Published online by Cambridge University Press: 28 March 2008
General background
Homogeneity versus heterogeneity
No language in the world is homogeneous, or ever will be. Whereas earlier forms of English were characterised by extreme variation on all levels and Middle English is in fact best described as a loose conglomerate of unstable varieties, we usually lack any more detailed insight into what functions this variation had for the individual speaker. The social correlates so well known from modern sociolinguistics, such as age, sex, education, religion, can normally not be applied to the existing texts, nor can even the geographical range of recorded forms be determined with any degree of certainty. Finally, if modern dialect or other non-standard features are contrasted with (as the term non-standard implies) an accepted standard form of a language, this method would necessarily fail with Middle English even if we knew more about it than we do and, in view of the state of surviving documents, ever will.
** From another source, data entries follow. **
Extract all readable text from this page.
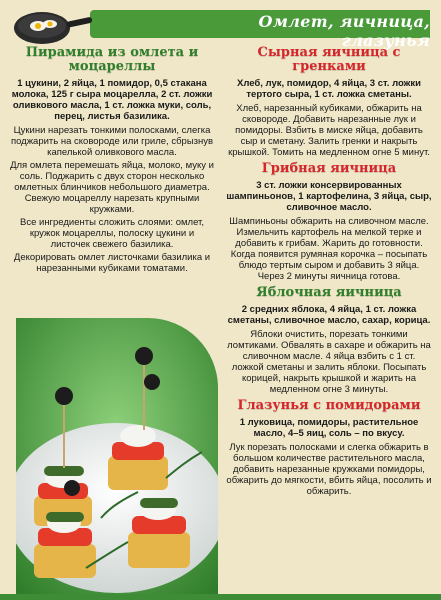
Омлет, яичница, глазунья
Пирамида из омлета и моцареллы
1 цукини, 2 яйца, 1 помидор, 0,5 стакана молока, 125 г сыра моцарелла, 2 ст. ложки оливкового масла, 1 ст. ложка муки, соль, перец, листья базилика.
Цукини нарезать тонкими полосками, слегка поджарить на сковороде или гриле, сбрызнув капелькой оливкового масла.
Для омлета перемешать яйца, молоко, муку и соль. Поджарить с двух сторон несколько омлетных блинчиков небольшого диаметра. Свежую моцареллу нарезать крупными кружками.
Все ингредиенты сложить слоями: омлет, кружок моцареллы, полоску цукини и листочек свежего базилика.
Декорировать омлет листочками базилика и нарезанными кубиками томатами.
Сырная яичница с гренками
Хлеб, лук, помидор, 4 яйца, 3 ст. ложки тертого сыра, 1 ст. ложка сметаны.
Хлеб, нарезанный кубиками, обжарить на сковороде. Добавить нарезанные лук и помидоры. Взбить в миске яйца, добавить сыр и сметану. Залить гренки и накрыть крышкой. Томить на медленном огне 5 минут.
Грибная яичница
3 ст. ложки консервированных шампиньонов, 1 картофелина, 3 яйца, сыр, сливочное масло.
Шампиньоны обжарить на сливочном масле. Измельчить картофель на мелкой терке и добавить к грибам. Жарить до готовности. Когда появится румяная корочка – посыпать блюдо тертым сыром и добавить 3 яйца. Через 2 минуты яичница готова.
Яблочная яичница
2 средних яблока, 4 яйца, 1 ст. ложка сметаны, сливочное масло, сахар, корица.
Яблоки очистить, порезать тонкими ломтиками. Обвалять в сахаре и обжарить на сливочном масле. 4 яйца взбить с 1 ст. ложкой сметаны и залить яблоки. Посыпать корицей, накрыть крышкой и жарить на медленном огне 3 минуты.
Глазунья с помидорами
1 луковица, помидоры, растительное масло, 4–5 яиц, соль – по вкусу.
Лук порезать полосками и слегка обжарить в большом количестве растительного масла, добавить нарезанные кружками помидоры, обжарить до мягкости, вбить яйца, посолить и обжарить.
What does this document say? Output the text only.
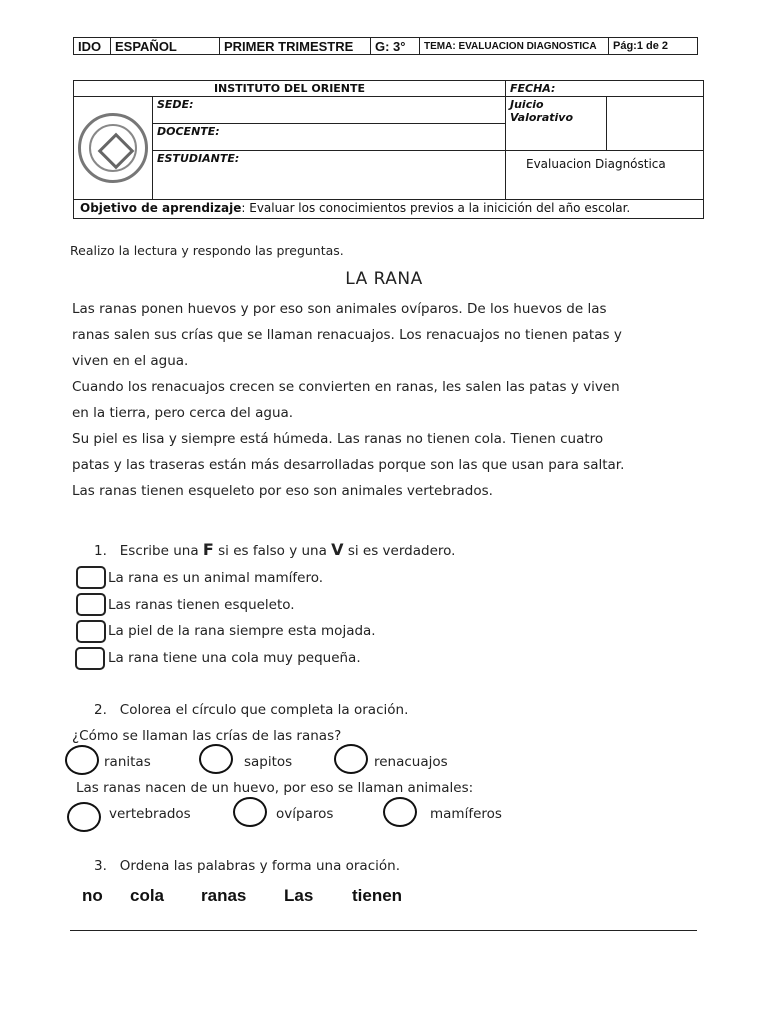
IDO	ESPAÑOL	PRIMER TRIMESTRE	G: 3°	TEMA: EVALUACION DIAGNOSTICA	Pág:1 de 2
INSTITUTO DEL ORIENTE		FECHA:	

	SEDE:	Juicio Valorativo	
	DOCENTE:		
	ESTUDIANTE:	Evaluacion Diagnóstica	
Objetivo de aprendizaje: Evaluar los conocimientos previos a la inicición del año escolar.			
Realizo la lectura y respondo las preguntas.
LA RANA
Las ranas ponen huevos y por eso son animales ovíparos. De los huevos de las
ranas salen sus crías que se llaman renacuajos. Los renacuajos no tienen patas y
viven en el agua.
Cuando los renacuajos crecen se convierten en ranas, les salen las patas y viven
en la tierra, pero cerca del agua.
Su piel es lisa y siempre está húmeda. Las ranas no tienen cola. Tienen cuatro
patas y las traseras están más desarrolladas porque son las que usan para saltar.
Las ranas tienen esqueleto por eso son animales vertebrados.
1. Escribe una F si es falso y una V si es verdadero.
La rana es un animal mamífero.
Las ranas tienen esqueleto.
La piel de la rana siempre esta mojada.
La rana tiene una cola muy pequeña.
2. Colorea el círculo que completa la oración.
¿Cómo se llaman las crías de las ranas?
ranitas	sapitos	renacuajos
Las ranas nacen de un huevo, por eso se llaman animales:
vertebrados	ovíparos	mamíferos
3. Ordena las palabras y forma una oración.
no cola ranas Las tienen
It is safe to assume that for its speakers the linguistic heterogeneity of Middle English was ordered in some way, but it was so only for continually shifting speech communities, whose number and individual geographical spread we know very little about. The scene changed dramatically in the fifteenth century: the emergence of a new standard language began to re-institute a linguistic norm for written supraregional English. This development was a natural consequence of the acceptance of English in public domains, and was speeded up by the change-over to English as the Chancery language in 1430.